SEGA entered agreement with and bought a stake in Double Jump.Tokyo, a blockchain/crypto-focused company whose central game My Crypto Heroes allows users to buy and sell game characters and items on crypto marketplaces. My Crypto Heroes’ economy runs on Ethereum, the second most prolific cryptocurrency, just behind Bitcoin. Ethereum is a Proof-of-Work blockchain where anyone’s chance of getting a payday is proportional to the amount of processing power they’re contributing, thus, it is a currency that encourages competitive mining. Ethereum has expressed interest in moving towards a Proof-of-Stake structure that limits who can mine and how much, but they haven’t fully executed on that yet, plus even Proof-of-Stake systems still requires some amount of mining.
We do not yet know what cryptocurrency system SEGA will be operating in, but Ethereum remains at the heart of the NFT marketplace as we currently know it, and Double Jump.Tokyo itself currently deals in Ethereum. Even if SEGA does not do any mining themselves, they will likely be entering an economy that is built on the back of mining.
Thus, opinion splits here:
Do you believe that any engagement with a wasteful mining system is tacit acceptance or approval of that system? OR do you believe SEGA should only be held accountable for what they are directly doing?
Wherever you fall with that will be purely philosophical.

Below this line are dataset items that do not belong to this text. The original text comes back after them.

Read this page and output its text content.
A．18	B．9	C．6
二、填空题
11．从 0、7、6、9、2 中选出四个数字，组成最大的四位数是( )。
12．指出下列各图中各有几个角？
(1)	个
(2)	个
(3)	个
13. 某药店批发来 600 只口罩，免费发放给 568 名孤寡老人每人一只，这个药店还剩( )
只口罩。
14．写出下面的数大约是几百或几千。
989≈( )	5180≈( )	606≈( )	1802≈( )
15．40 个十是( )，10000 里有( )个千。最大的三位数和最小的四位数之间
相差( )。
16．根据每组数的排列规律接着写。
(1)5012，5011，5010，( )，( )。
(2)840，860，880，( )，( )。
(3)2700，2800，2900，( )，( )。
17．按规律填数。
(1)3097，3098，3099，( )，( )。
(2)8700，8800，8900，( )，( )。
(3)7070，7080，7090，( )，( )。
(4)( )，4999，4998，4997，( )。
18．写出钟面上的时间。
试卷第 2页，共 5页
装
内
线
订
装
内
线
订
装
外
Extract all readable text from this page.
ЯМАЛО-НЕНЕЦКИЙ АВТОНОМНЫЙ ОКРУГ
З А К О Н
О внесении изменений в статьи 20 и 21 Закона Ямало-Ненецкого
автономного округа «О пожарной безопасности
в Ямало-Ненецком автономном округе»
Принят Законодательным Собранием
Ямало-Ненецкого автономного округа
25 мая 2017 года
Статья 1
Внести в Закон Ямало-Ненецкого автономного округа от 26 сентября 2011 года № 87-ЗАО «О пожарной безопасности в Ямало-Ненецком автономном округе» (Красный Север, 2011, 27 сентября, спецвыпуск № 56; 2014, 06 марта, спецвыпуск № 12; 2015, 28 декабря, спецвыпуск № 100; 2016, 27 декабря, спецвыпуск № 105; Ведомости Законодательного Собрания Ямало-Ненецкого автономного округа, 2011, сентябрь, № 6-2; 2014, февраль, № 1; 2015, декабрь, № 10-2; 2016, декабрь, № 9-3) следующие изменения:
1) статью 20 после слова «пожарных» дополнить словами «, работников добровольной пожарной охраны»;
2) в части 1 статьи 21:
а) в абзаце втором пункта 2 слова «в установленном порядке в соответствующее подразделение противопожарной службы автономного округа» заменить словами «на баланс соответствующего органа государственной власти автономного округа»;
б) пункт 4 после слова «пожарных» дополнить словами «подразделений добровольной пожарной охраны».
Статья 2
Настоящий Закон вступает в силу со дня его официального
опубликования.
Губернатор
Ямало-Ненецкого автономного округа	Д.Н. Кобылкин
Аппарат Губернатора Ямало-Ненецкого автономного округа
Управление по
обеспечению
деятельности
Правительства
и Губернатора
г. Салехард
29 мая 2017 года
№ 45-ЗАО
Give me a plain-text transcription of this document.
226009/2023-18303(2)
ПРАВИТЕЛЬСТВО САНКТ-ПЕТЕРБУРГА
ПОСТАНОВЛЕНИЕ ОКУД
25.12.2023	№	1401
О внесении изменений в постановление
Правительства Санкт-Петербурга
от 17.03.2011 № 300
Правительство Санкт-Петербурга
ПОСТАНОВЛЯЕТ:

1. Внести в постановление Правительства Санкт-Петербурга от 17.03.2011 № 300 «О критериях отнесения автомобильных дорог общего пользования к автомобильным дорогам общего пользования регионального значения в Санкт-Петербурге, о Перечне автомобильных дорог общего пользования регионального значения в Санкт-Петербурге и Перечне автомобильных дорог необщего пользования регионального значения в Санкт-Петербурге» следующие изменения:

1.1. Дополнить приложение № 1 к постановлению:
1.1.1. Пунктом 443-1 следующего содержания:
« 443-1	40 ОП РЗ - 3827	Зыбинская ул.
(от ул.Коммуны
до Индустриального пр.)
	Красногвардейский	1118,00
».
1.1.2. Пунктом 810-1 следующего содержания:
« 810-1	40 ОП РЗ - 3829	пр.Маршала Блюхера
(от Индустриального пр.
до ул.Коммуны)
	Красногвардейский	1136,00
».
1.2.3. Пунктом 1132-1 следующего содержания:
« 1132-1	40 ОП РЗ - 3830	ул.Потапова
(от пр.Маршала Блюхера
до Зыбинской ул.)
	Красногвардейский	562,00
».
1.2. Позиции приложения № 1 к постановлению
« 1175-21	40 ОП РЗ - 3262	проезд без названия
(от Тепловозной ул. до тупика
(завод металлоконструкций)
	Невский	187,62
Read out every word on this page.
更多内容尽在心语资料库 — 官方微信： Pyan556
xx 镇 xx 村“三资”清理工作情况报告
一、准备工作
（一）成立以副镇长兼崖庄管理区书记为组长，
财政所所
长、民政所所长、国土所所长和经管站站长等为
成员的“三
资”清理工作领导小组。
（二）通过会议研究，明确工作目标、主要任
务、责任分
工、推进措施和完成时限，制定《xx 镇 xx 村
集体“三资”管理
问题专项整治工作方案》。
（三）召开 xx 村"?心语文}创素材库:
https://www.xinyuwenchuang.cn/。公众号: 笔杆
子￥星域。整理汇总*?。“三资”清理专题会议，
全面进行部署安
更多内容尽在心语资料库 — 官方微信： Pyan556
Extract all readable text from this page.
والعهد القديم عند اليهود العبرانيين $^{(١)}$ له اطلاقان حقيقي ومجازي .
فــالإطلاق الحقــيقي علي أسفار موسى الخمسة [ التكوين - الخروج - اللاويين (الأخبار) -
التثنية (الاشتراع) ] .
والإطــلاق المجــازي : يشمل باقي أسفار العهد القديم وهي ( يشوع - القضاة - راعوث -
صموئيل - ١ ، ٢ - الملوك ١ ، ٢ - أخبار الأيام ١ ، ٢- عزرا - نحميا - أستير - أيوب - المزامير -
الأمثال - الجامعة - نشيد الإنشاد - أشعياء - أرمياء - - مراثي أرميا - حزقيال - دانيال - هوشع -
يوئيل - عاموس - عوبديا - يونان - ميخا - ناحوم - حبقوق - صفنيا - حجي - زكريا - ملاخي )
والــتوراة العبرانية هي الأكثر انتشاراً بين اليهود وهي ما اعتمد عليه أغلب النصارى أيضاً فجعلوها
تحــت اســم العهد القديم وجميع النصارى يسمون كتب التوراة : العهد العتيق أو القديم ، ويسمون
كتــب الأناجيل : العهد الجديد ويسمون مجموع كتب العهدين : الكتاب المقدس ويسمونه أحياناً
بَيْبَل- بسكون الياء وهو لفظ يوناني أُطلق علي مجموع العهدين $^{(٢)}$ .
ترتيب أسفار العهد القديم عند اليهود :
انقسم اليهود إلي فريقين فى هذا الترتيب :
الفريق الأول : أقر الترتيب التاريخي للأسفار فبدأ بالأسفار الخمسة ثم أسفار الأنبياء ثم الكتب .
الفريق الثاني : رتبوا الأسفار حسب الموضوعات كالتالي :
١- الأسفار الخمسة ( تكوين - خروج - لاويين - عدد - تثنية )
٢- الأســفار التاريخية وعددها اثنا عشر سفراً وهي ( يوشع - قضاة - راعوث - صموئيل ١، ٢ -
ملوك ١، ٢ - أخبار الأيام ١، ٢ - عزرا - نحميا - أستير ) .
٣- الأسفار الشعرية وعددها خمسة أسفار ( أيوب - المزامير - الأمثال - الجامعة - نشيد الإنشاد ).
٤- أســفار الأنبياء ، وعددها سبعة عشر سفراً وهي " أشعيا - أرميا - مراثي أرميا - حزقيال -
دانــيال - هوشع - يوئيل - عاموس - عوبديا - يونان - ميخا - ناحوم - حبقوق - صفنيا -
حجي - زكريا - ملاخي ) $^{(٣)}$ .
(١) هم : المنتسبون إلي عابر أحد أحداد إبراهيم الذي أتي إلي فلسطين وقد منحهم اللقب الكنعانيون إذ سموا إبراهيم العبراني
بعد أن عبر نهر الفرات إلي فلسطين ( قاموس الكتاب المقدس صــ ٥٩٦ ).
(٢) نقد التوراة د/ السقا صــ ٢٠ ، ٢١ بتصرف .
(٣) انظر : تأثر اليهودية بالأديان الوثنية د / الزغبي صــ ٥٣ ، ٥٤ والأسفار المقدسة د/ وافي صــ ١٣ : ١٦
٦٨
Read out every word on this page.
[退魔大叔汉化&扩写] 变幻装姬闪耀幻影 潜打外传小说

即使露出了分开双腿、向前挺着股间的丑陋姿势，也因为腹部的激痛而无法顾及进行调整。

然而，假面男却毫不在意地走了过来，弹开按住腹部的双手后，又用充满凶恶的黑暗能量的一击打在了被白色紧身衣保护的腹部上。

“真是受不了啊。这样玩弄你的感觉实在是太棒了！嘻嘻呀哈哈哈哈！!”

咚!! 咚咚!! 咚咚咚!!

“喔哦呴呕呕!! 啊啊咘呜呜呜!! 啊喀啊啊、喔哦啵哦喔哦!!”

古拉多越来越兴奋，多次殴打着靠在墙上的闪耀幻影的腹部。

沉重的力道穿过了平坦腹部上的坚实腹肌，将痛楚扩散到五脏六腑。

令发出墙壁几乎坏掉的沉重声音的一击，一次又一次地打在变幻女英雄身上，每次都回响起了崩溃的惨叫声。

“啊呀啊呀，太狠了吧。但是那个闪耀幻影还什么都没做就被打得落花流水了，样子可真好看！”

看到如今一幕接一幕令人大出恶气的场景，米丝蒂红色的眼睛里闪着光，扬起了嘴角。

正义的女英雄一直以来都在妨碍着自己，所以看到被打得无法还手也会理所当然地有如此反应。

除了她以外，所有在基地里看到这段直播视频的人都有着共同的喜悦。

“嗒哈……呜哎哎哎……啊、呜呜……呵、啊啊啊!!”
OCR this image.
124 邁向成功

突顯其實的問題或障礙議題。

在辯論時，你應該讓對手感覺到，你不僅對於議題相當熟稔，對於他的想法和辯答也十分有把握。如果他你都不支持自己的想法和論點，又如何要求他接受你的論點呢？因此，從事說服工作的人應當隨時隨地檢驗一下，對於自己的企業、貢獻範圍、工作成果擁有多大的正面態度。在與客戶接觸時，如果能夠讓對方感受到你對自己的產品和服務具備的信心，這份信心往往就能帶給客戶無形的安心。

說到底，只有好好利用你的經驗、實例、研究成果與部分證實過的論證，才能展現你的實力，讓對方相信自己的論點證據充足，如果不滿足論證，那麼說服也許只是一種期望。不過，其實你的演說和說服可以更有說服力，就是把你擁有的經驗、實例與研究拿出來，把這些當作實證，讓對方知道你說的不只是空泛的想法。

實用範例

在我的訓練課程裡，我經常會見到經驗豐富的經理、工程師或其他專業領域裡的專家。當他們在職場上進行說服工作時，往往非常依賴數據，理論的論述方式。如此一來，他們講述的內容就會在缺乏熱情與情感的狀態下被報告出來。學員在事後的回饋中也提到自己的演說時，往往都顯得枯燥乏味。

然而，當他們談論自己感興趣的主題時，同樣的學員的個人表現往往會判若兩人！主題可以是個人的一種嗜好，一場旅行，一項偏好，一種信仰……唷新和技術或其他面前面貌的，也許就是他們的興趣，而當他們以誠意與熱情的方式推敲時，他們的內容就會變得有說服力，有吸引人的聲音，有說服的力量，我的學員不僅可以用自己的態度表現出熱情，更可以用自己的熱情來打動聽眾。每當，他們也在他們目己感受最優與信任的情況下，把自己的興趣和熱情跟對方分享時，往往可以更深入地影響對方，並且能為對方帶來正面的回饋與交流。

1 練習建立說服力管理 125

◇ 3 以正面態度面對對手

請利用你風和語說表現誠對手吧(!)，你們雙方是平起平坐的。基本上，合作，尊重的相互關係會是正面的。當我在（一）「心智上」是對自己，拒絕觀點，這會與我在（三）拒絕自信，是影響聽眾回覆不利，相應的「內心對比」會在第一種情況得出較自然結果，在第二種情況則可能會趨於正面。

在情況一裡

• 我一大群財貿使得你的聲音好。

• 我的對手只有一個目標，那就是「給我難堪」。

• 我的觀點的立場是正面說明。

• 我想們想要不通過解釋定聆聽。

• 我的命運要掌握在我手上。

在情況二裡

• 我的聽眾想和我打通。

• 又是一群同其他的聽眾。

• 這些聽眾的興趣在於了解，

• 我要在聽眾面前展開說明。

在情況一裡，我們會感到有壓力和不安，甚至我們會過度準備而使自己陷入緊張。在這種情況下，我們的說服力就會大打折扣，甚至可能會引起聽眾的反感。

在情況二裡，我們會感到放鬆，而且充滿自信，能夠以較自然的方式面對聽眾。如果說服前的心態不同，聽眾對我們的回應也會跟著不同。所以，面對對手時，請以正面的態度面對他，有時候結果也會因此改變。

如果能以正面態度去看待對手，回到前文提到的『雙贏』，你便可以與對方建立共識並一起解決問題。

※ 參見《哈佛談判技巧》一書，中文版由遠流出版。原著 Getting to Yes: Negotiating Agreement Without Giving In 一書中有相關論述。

My personal feelings on SEGA selling NFTs is in how it represents them as a business and how they treat their own legacy of games. There isn’t any need use NFTs to make digital collectables. SEGA has made both physical and digital collectables for years through their mobile games, their MMOs, and their partnerships with toy companies. NFTs in concept aren’t a hot new idea. They’re an old idea in a much more obtuse package with a lot of strings attached.
While most of SEGA’s traditional customers don’t own or use Bitcoin or Ethereum, SEGA still sees NFTs as enough of a priority to buy part of a company and get in on crypto. I don’t know if SEGA legitimately sees a long-term plan for positioning themselves in the crypto space, but if they are, selling scans of classic game art is an unambitious and uncreative start.
Optimistically, I’d say that this is just a business diversification that they can divest out of if (when) the bubble bursts. Pessimistically, this is SEGA joining the blockchain to make investors happy or to chase a big pay off. I am not implying in any way that this is SEGA moving away from publishing traditional video games. But companies build reputation by having a clear, strong philosophy, and using that philosophy to drive decisions; I’m concerned that SEGA is buying into this somewhat dubious one – and hopefully they won’t be following in the shallow footsteps of companies like Atari. Nobody should follow in the footsteps of Atari.